Les personnes en fuite ne sont pas non plus vaccinées à leur arrivée, ce qui peut entraîner la diphtérie, la rougeole et d'autres maladies évitables comme la gale, maladies qui se propagent rapidement dans les conditions de vie dans lesquelles les demandeurs d'asile sont contraints de vivre. D'ailleurs, au cours du premier semestre 2023, MSF a dû organiser deux campagnes de vaccination de rattrapage pour ces groupes vulnérables pour la première fois en Belgique et traite de nombreux cas de gale.

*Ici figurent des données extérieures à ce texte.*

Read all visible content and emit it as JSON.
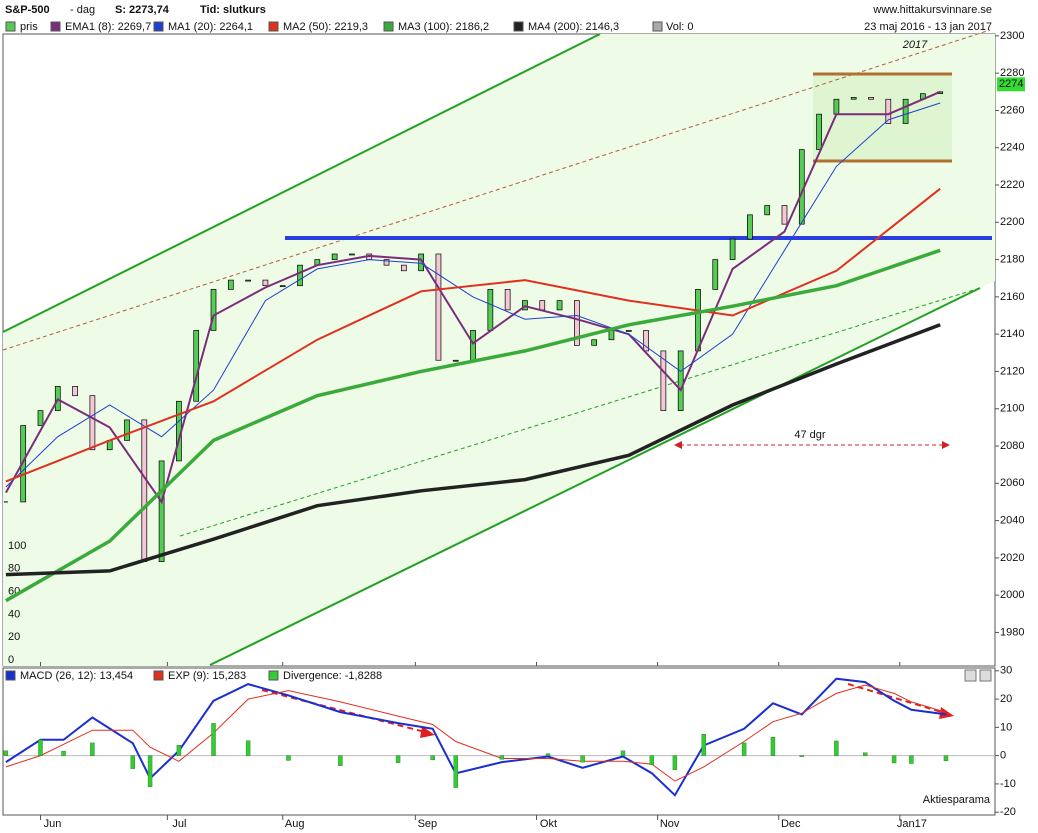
{
  "header": {
    "ticker": "S&P-500",
    "period": "- dag",
    "last": "S: 2273,74",
    "time": "Tid: slutkurs",
    "site": "www.hittakursvinnare.se",
    "range": "23 maj 2016 - 13 jan 2017",
    "volume": "Vol: 0"
  },
  "chart_data": [
    {
      "type": "candlestick",
      "candle_name": "pris",
      "candle_color": "#55cc55",
      "down_color": "#f4c6d6",
      "xlim": [
        -0.5,
        171.5
      ],
      "ylim": [
        1962,
        2301
      ],
      "yticks": [
        1980,
        2000,
        2020,
        2040,
        2060,
        2080,
        2100,
        2120,
        2140,
        2160,
        2180,
        2200,
        2220,
        2240,
        2260,
        2280,
        2300
      ],
      "y3lim": [
        0,
        100
      ],
      "y3ticks": [
        0,
        20,
        40,
        60,
        80,
        100
      ],
      "current_price": 2274,
      "x": [
        0,
        3,
        6,
        9,
        12,
        15,
        18,
        21,
        24,
        27,
        30,
        33,
        36,
        39,
        42,
        45,
        48,
        51,
        54,
        57,
        60,
        63,
        66,
        69,
        72,
        75,
        78,
        81,
        84,
        87,
        90,
        93,
        96,
        99,
        102,
        105,
        108,
        111,
        114,
        117,
        120,
        123,
        126,
        129,
        132,
        135,
        138,
        141,
        144,
        147,
        150,
        153,
        156,
        159,
        162
      ],
      "close": [
        2050,
        2091,
        2099,
        2112,
        2107,
        2078,
        2083,
        2094,
        2018,
        2072,
        2104,
        2142,
        2164,
        2169,
        2169,
        2166,
        2166,
        2177,
        2180,
        2183,
        2183,
        2180,
        2177,
        2174,
        2183,
        2126,
        2126,
        2142,
        2164,
        2153,
        2158,
        2153,
        2158,
        2134,
        2137,
        2142,
        2142,
        2131,
        2099,
        2131,
        2164,
        2180,
        2191,
        2204,
        2209,
        2199,
        2239,
        2258,
        2266,
        2267,
        2266,
        2253,
        2266,
        2269,
        2270
      ],
      "annotations": [
        "47 dgr",
        "2017"
      ],
      "series": [
        {
          "name": "EMA1 (8): 2269,7",
          "color": "#7b2d7b",
          "width": 2,
          "x": [
            0,
            9,
            18,
            27,
            36,
            45,
            54,
            63,
            72,
            81,
            90,
            99,
            108,
            117,
            126,
            135,
            144,
            153,
            162
          ],
          "values": [
            2055,
            2105,
            2090,
            2050,
            2150,
            2165,
            2177,
            2182,
            2180,
            2135,
            2155,
            2148,
            2140,
            2110,
            2175,
            2195,
            2258,
            2258,
            2270
          ]
        },
        {
          "name": "MA1 (20): 2264,1",
          "color": "#2040d0",
          "width": 1,
          "x": [
            0,
            9,
            18,
            27,
            36,
            45,
            54,
            63,
            72,
            81,
            90,
            99,
            108,
            117,
            126,
            135,
            144,
            153,
            162
          ],
          "values": [
            2058,
            2085,
            2102,
            2085,
            2110,
            2158,
            2175,
            2180,
            2178,
            2160,
            2148,
            2150,
            2140,
            2120,
            2140,
            2185,
            2230,
            2255,
            2264
          ]
        },
        {
          "name": "MA2 (50): 2219,3",
          "color": "#e03020",
          "width": 2,
          "x": [
            0,
            18,
            36,
            54,
            72,
            90,
            108,
            126,
            144,
            162
          ],
          "values": [
            2061,
            2083,
            2104,
            2137,
            2163,
            2169,
            2158,
            2150,
            2174,
            2218
          ]
        },
        {
          "name": "MA3 (100): 2186,2",
          "color": "#3aaa3a",
          "width": 3.5,
          "x": [
            0,
            18,
            36,
            54,
            72,
            90,
            108,
            126,
            144,
            162
          ],
          "values": [
            1997,
            2029,
            2083,
            2107,
            2120,
            2131,
            2145,
            2155,
            2166,
            2185
          ]
        },
        {
          "name": "MA4 (200): 2146,3",
          "color": "#222222",
          "width": 3.5,
          "x": [
            0,
            18,
            36,
            54,
            72,
            90,
            108,
            126,
            144,
            162
          ],
          "values": [
            2011,
            2013,
            2030,
            2048,
            2056,
            2062,
            2075,
            2102,
            2124,
            2145
          ]
        }
      ]
    },
    {
      "type": "macd",
      "xlim": [
        -0.5,
        171.5
      ],
      "ylim": [
        -21,
        31
      ],
      "yticks": [
        -20,
        -10,
        0,
        10,
        20,
        30
      ],
      "xticks": [
        {
          "value": 6,
          "label": "Jun"
        },
        {
          "value": 28,
          "label": "Jul"
        },
        {
          "value": 48,
          "label": "Aug"
        },
        {
          "value": 71,
          "label": "Sep"
        },
        {
          "value": 92,
          "label": "Okt"
        },
        {
          "value": 113,
          "label": "Nov"
        },
        {
          "value": 134,
          "label": "Dec"
        },
        {
          "value": 155,
          "label": "Jan17"
        }
      ],
      "credit": "Aktiesparama",
      "x": [
        0,
        6,
        10,
        15,
        22,
        25,
        30,
        36,
        42,
        49,
        58,
        68,
        74,
        78,
        86,
        94,
        100,
        107,
        112,
        116,
        121,
        128,
        133,
        138,
        144,
        149,
        154,
        157,
        163
      ],
      "series": [
        {
          "name": "MACD (26, 12): 13,454",
          "color": "#1a2fd0",
          "style": "line",
          "values": [
            -2.3,
            5.6,
            5.6,
            13.5,
            4.4,
            -8,
            1.7,
            19.4,
            25.3,
            21.3,
            15.4,
            11.5,
            9.5,
            -6.3,
            -2.3,
            -0.3,
            -4.3,
            -0.3,
            -6.2,
            -14,
            3.6,
            9.5,
            18.5,
            14.6,
            27.2,
            26,
            19.4,
            16.2,
            14.6
          ]
        },
        {
          "name": "EXP (9): 15,283",
          "color": "#e03020",
          "style": "line",
          "values": [
            -4,
            0,
            4,
            9,
            9,
            3,
            -2,
            8,
            20,
            23,
            19,
            14,
            11,
            5,
            -1,
            -1,
            -2,
            -2,
            -3,
            -9,
            -4,
            5,
            12,
            15,
            22,
            25,
            22,
            19,
            15.3
          ]
        },
        {
          "name": "Divergence: -1,8288",
          "color": "#33cc33",
          "style": "bar",
          "values": [
            1.7,
            5.6,
            1.6,
            4.5,
            -4.6,
            -11,
            3.7,
            11.4,
            5.3,
            -1.7,
            -3.6,
            -2.5,
            -1.5,
            -11.3,
            -1.3,
            0.7,
            -2.3,
            1.7,
            -3.2,
            -5,
            7.6,
            4.5,
            6.5,
            -0.4,
            5.2,
            1,
            -2.6,
            -2.8,
            -1.8
          ]
        }
      ]
    }
  ]
}
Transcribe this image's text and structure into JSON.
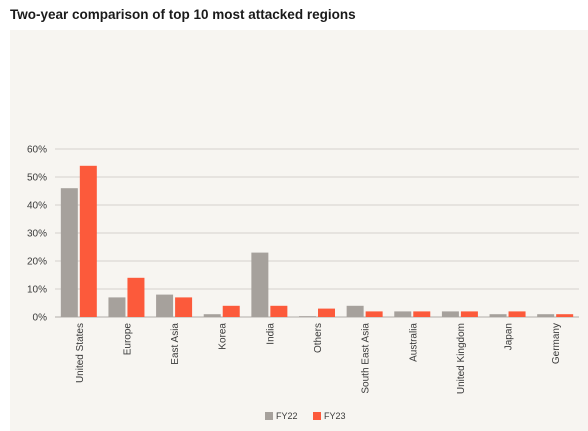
{
  "title": "Two-year comparison of top 10 most attacked regions",
  "chart_data": {
    "type": "bar",
    "categories": [
      "United States",
      "Europe",
      "East Asia",
      "Korea",
      "India",
      "Others",
      "South East Asia",
      "Australia",
      "United Kingdom",
      "Japan",
      "Germany"
    ],
    "series": [
      {
        "name": "FY22",
        "color": "#a6a19c",
        "values": [
          46,
          7,
          8,
          1,
          23,
          0.3,
          4,
          2,
          2,
          1,
          1
        ]
      },
      {
        "name": "FY23",
        "color": "#fc5a3b",
        "values": [
          54,
          14,
          7,
          4,
          4,
          3,
          2,
          2,
          2,
          2,
          1
        ]
      }
    ],
    "yticks": [
      "0%",
      "10%",
      "20%",
      "30%",
      "40%",
      "50%",
      "60%"
    ],
    "ylim": [
      0,
      60
    ],
    "grid": true,
    "legend": "bottom-center"
  }
}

Le gouvernement belge expose très délibérément les personnes en fuite à des situations inhumaines qui ne sont d'ailleurs pas légales. Une fois de plus, les organisations de la société civile doivent prendre le relais de l'État. A cause d'un système inadapté, des milliers de personnes sont à la rue et nous nous dirigeons tout droit vers un troisième hiver de crise de la politique d'asile belge.